Feature

Death of pig heart transplant patient is more a beginning than an end


 

The genetically altered pig’s heart “worked like a rock star, beautifully functioning,” the surgeon who performed the pioneering Jan. 7 xenotransplant procedure said in a press statement on the death of the patient, David Bennett Sr.

“He wasn’t able to overcome what turned out to be devastating – the debilitation from his previous period of heart failure, which was extreme,” said Bartley P. Griffith, MD, clinical director of the cardiac xenotransplantation program at the University of Maryland, Baltimore.

Surgeon Bartley P. Griffith, of the University of Maryland Medical Center, with patient David Bennett University of Maryland Medical Center

Dr. Bartley P. Griffith and David Bennett Sr.

Representatives of the institution aren’t offering many details on the cause of Mr. Bennett’s death on March 8, 60 days after his operation, but said they will elaborate when their findings are formally published. But their comments seem to downplay the unique nature of the implanted heart itself as a culprit and instead implicate the patient’s diminished overall clinical condition and what grew into an ongoing battle with infections.

The 57-year-old Bennett, bedridden with end-stage heart failure, judged a poor candidate for a ventricular assist device, and on extracorporeal membrane oxygenation (ECMO), reportedly was offered the extraordinary surgery after being turned down for a conventional transplant at several major centers.

“Until day 45 or 50, he was doing very well,” Muhammad M. Mohiuddin, MD, the xenotransplantation program’s scientific director, observed in the statement. But infections soon took advantage of his hobbled immune system.

Given his “preexisting condition and how frail his body was,” Dr. Mohiuddin said, “we were having difficulty maintaining a balance between his immunosuppression and controlling his infection.” Mr. Bennett went into multiple organ failure and “I think that resulted in his passing away.”

Beyond wildest dreams

The surgeons confidently framed Mr. Bennett’s experience as a milestone for heart xenotransplantation. “The demonstration that it was possible, beyond the wildest dreams of most people in the field, even, at this point – that we were able to take a genetically engineered organ and watch it function flawlessly for 9 weeks – is pretty positive in terms of the potential of this therapy,” Dr. Griffith said.

But enough questions linger that others were more circumspect, even as they praised the accomplishment. “There’s no question that this is a historic event,” Mandeep R. Mehra, MD, of Harvard Medical School, and director of the Center for Advanced Heart Disease at Brigham and Women’s Hospital, both in Boston, said in an interview.

Dr.
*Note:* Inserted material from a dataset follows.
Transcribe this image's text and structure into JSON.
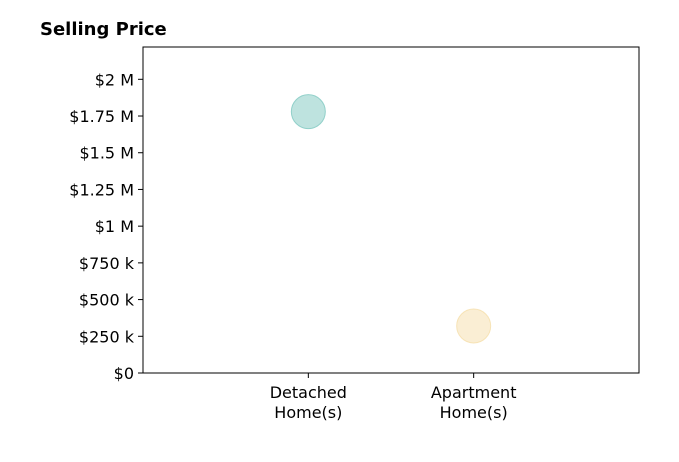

Mandeep R. Mehra of Harvard University directs the Center for Advanced Heart Disease at Brigham and Woman’s Hospital Boston

Dr. Mandeep R. Mehra

Still, “I don’t think we should just conclude that it was the patient’s frailty or death from infection,” Dr. Mehra said. With so few details available, “I would be very careful in prematurely concluding that the problem did not reside with the heart but with the patient. We cannot be sure.”

For example, he noted, “6 to 8 weeks is right around the time when some cardiac complications, like accelerated forms of vasculopathy, could become evident.” Immune-mediated cardiac allograft vasculopathy is a common cause of heart transplant failure.

Or, “it could as easily have been the fact that immunosuppression was modified at 6 to 7 weeks in response to potential infection, which could have led to a cardiac compromise,” Dr. Mehra said. “We just don’t know.”

“It’s really important that this be reported in a scientifically accurate way, because we will all learn from this,” Lori J. West, MD, DPhil, said in an interview.

Little seems to be known for sure about the actual cause of death, “but the fact there was not hyperacute rejection is itself a big step forward. And we know, at least from the limited information we have, that it did not occur,” observed Dr. West, who directs the Alberta Transplant Institute, Edmonton, and the Canadian Donation and Transplantation Research Program. She is a professor of pediatrics with adjunct positions in the departments of surgery and microbiology/immunology.

Dr. West also sees Mr. Bennett’s struggle with infections and adjustments to his unique immunosuppressive regimen, at least as characterized by his care team, as in line with the experience of many heart transplant recipients facing the same threat.

“We already walk this tightrope with every transplant patient,” she said. Typically, they’re put on a somewhat standardized immunosuppressant regimen, “and then we modify it a bit, either increasing or decreasing it, depending on the posttransplant course.” The regimen can become especially intense in response to new signs of rejection, “and you know that that’s going to have an impact on susceptibility to all kinds of infections.”